Bien que je n’ai lu que No et moi et Rien ne s’oppose à la nuit, je suis une fan inconditionnelle de la plume de De Vigan. Bon, rien d’original me direz-vous, nous sommes beaucoup à l’être, et à juste titre.


Si la lecture, difficile, de Rien ne s’oppose à la nuit, m’a rendue réticente à ouvrir D’après une histoire vraie, dont j’ai l’impression qu’il est le prolongement, j’ai toutefois été ravie de la sortie de son dernier roman en date : Les loyautés.



En effet, l’histoire avait l’air moins sombre, moins oppressante que ces deux derniers romans. J’ai apprécié de replonger sans craintes dans la si belle écriture de De Vigan. Ce roman, c’est un chassé-croisé, des tranches de vie liées qui se passent à coté. Les points de vue s’alternent. Tous les différents personnages ont droit à leur chapitre. Théo permet de faire le liens, il les côtoie tous. Autour de cet adolescent alcoolique, nous découvrons les secrets douloureux que tous enfouissent. La volonté d’aider et l’impossibilité de le faire face au refus violent de Théo. Les certitudes, les doutes, les obstacles. Ses propres failles. Ce roman, c’est un roman des fêlures internes, des blessures que l’on cache, mais que l’on serait parfois plus fort de montrer, afin que les autres puissent venir nous les panser. Ce roman, c’est la volonté de faire ce qui est juste, moral, salvateur, et le renoncement face aux obstacles, à l’épuisement.

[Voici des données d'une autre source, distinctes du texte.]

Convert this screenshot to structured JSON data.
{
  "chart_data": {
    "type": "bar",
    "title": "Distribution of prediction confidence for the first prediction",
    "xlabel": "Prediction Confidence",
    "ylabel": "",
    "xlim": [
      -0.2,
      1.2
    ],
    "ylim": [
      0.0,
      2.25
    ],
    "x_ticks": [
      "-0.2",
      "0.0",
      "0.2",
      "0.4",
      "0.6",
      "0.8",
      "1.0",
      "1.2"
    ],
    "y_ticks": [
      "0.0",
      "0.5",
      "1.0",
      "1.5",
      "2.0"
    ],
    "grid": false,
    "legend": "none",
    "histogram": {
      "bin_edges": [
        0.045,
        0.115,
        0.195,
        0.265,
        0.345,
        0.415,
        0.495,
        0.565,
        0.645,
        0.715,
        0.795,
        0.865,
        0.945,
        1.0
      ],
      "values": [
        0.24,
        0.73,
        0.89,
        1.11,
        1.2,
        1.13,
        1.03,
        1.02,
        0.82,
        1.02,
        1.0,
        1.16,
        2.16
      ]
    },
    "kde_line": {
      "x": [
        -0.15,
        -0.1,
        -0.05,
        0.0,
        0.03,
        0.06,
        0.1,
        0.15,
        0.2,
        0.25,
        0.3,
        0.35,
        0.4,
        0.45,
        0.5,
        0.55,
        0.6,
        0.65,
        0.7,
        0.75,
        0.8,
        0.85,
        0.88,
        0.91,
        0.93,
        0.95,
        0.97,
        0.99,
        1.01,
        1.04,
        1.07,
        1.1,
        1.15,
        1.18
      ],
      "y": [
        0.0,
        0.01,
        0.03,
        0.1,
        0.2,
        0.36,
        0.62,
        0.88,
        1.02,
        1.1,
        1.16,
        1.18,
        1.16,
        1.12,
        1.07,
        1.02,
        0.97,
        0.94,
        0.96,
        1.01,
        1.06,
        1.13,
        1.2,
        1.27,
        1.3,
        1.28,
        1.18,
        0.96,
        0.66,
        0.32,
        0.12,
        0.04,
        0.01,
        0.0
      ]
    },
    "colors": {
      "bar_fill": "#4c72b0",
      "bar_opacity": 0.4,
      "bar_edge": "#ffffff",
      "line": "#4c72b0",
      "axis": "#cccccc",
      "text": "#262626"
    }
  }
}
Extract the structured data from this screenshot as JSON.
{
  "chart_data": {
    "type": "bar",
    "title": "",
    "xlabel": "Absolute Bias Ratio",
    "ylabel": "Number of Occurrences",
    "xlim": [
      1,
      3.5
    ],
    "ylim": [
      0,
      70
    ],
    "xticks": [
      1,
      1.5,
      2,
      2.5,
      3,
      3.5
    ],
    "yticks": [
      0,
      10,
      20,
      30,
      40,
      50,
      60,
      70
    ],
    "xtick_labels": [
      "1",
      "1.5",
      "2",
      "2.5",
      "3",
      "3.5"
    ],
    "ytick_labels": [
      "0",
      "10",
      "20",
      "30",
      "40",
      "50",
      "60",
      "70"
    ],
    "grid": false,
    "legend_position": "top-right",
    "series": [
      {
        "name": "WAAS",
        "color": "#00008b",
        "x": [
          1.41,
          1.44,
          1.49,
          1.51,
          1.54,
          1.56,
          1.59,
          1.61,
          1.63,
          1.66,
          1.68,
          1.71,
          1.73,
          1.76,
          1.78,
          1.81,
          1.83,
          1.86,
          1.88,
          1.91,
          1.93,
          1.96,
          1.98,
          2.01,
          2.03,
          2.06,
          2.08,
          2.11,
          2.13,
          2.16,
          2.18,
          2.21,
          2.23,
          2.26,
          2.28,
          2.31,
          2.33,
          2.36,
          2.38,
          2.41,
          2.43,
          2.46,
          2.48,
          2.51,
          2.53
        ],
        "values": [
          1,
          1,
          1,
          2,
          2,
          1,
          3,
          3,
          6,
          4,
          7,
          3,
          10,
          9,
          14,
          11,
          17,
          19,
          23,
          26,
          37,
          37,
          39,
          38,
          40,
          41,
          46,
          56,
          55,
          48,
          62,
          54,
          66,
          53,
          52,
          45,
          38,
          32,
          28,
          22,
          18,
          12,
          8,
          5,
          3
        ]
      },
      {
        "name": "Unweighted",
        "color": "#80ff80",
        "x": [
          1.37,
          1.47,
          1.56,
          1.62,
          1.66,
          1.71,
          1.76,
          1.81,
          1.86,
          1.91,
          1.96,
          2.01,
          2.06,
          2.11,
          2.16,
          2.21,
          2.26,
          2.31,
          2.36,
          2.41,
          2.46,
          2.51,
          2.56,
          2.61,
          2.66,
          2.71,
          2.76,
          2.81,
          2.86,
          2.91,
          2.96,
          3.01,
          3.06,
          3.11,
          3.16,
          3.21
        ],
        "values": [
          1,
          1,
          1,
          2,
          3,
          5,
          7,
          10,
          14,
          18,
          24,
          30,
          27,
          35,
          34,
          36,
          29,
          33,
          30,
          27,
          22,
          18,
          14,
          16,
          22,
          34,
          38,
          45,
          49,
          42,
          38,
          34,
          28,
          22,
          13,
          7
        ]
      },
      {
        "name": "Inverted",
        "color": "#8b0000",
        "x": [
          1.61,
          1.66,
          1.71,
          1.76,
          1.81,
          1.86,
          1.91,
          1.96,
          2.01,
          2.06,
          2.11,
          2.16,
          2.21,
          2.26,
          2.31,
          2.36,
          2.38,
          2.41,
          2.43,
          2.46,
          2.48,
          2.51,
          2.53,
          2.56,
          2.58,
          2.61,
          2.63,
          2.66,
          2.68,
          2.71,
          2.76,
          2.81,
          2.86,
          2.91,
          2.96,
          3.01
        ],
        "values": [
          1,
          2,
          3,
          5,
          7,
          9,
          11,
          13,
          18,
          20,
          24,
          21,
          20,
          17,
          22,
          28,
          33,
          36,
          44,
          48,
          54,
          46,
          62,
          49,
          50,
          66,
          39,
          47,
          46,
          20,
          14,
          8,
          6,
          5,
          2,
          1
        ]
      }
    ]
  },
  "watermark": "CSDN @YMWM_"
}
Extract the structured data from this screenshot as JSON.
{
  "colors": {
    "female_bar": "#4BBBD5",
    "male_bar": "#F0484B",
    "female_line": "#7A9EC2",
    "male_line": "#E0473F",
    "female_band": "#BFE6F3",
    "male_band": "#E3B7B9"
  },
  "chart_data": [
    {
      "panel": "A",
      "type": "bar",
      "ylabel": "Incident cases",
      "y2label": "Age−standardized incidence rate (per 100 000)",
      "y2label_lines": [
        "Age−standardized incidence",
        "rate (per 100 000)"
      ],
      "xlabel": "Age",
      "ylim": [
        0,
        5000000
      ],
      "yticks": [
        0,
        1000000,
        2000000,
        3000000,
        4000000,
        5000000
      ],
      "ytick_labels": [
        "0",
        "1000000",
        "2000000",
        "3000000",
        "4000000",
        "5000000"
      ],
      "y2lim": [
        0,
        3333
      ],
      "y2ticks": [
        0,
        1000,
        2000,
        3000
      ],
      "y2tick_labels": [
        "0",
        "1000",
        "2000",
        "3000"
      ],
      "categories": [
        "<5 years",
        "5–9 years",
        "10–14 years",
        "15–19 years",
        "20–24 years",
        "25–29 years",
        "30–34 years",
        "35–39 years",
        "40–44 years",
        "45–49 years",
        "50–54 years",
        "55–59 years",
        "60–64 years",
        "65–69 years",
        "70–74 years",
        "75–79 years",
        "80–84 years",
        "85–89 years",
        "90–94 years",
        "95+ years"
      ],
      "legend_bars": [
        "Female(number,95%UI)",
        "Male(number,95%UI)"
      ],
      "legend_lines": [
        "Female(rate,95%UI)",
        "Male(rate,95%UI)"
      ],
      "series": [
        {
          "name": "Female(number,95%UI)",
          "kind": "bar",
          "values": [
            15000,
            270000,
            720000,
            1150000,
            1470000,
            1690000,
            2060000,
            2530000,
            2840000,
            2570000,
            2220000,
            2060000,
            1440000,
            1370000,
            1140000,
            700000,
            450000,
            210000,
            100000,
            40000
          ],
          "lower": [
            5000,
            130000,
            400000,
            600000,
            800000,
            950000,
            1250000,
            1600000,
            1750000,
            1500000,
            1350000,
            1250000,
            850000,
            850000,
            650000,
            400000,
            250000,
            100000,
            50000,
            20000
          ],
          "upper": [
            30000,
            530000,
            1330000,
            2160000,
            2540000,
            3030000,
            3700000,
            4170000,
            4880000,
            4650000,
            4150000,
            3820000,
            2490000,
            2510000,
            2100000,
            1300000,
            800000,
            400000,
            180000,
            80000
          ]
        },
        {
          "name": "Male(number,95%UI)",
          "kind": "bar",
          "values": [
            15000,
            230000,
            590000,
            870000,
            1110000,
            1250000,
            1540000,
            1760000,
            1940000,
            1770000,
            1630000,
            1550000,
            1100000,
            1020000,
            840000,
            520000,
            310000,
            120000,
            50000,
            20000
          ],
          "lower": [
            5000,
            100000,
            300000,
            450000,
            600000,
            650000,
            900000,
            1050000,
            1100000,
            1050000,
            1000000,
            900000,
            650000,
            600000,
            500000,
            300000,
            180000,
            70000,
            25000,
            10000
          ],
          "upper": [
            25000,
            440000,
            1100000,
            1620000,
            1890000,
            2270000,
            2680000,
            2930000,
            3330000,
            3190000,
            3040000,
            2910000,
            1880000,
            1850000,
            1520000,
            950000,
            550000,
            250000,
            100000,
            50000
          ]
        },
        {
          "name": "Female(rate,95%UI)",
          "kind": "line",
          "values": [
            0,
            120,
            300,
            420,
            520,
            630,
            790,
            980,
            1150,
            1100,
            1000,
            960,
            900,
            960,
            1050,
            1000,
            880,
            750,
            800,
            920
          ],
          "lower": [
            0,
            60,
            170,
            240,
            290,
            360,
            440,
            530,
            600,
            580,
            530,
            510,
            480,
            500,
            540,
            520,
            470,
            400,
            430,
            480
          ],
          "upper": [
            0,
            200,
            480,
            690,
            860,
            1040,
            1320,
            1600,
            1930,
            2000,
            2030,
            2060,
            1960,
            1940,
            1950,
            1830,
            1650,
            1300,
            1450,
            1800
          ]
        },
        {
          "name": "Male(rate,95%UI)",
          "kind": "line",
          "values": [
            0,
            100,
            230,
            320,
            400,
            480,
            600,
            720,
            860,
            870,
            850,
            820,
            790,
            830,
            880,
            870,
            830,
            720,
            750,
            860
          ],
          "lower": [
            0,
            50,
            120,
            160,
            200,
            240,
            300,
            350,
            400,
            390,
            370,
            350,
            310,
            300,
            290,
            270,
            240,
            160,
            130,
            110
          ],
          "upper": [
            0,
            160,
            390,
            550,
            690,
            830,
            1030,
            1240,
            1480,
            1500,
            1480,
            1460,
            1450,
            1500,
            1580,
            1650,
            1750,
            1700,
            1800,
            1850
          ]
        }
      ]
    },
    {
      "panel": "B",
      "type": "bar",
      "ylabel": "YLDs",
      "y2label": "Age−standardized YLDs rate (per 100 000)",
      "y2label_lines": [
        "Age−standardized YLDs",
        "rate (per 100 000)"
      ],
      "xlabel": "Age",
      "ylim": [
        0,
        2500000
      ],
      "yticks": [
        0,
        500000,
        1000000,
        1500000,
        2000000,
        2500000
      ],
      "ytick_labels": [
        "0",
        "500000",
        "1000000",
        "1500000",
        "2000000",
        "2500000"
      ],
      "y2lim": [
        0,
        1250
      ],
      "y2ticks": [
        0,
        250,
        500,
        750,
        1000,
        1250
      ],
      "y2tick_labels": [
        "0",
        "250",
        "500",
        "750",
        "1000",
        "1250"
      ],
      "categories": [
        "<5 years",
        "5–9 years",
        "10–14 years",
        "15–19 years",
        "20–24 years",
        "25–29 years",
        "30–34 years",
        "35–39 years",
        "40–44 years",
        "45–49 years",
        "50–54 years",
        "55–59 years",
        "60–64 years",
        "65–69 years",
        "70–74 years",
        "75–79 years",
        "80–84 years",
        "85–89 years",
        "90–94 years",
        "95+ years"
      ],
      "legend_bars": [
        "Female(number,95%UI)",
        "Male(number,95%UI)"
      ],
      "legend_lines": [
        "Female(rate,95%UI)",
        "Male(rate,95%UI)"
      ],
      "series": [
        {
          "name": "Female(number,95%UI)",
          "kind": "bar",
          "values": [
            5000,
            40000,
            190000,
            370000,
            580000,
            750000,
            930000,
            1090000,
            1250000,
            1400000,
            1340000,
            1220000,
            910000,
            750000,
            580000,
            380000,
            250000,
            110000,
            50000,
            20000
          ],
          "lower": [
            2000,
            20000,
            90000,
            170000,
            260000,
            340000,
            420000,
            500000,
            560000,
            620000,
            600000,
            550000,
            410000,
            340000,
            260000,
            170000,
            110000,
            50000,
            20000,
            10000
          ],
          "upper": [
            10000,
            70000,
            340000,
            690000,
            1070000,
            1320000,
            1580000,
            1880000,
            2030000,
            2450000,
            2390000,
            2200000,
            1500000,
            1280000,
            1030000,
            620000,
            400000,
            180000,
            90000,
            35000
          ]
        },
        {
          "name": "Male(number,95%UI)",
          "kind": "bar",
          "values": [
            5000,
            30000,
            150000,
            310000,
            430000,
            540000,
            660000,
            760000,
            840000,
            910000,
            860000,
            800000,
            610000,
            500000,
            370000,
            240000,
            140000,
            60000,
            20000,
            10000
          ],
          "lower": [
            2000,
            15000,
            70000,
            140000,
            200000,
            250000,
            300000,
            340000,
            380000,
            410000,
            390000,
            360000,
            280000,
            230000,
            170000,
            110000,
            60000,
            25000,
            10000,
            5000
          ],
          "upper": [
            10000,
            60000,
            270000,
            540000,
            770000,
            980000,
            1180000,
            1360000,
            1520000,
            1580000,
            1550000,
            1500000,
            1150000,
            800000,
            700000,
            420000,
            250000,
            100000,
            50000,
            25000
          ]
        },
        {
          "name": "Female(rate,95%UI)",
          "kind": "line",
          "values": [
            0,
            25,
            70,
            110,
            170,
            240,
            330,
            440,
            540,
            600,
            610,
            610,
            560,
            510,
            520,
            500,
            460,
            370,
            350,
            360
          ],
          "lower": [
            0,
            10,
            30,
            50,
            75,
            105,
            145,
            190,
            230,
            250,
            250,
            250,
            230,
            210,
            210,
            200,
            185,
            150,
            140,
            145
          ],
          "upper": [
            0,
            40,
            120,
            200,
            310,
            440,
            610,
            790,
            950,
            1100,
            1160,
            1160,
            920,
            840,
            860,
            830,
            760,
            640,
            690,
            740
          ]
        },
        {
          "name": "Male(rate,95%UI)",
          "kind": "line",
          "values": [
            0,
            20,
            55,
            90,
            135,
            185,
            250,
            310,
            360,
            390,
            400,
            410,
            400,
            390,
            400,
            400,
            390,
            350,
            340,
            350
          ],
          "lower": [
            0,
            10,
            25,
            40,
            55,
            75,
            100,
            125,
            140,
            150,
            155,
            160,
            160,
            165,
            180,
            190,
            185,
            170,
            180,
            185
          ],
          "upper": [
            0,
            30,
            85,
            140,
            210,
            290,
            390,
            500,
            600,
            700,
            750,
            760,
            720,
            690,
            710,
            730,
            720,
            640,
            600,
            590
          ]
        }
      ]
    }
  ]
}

Ce sont des vies qui se heurtent, doivent se croiser mais s’échappent.

Un soir, le journal télévisé a diffusé un reportage sur une marée noire provoquée par un accident pétrolier. Nous étions à table. J’ai regardé ces oiseaux, englués dans le mazout, et j’ai aussitôt pensé à nous, à nous tous, ces images nous représentaient mieux que n’importe quelle photo de famille. C’était nous, c’était nos corps noirs et huileux, privés de mouvement, étourdis et empoisonnés. (p.65)

C’est encore un roman magnifique sur nos silences, nos dessous, nos travers. On retrouve avec plaisir la plume de De Vigan, moins marquée cependant que dans certains de ses romans. Moins éprouvant émotionnellement, j’ai trouvé ce roman un peu moins bons que certains autres, mais on ne peut pas toujours culminer. La lecture en reste plus qu’agréable, et à conseiller.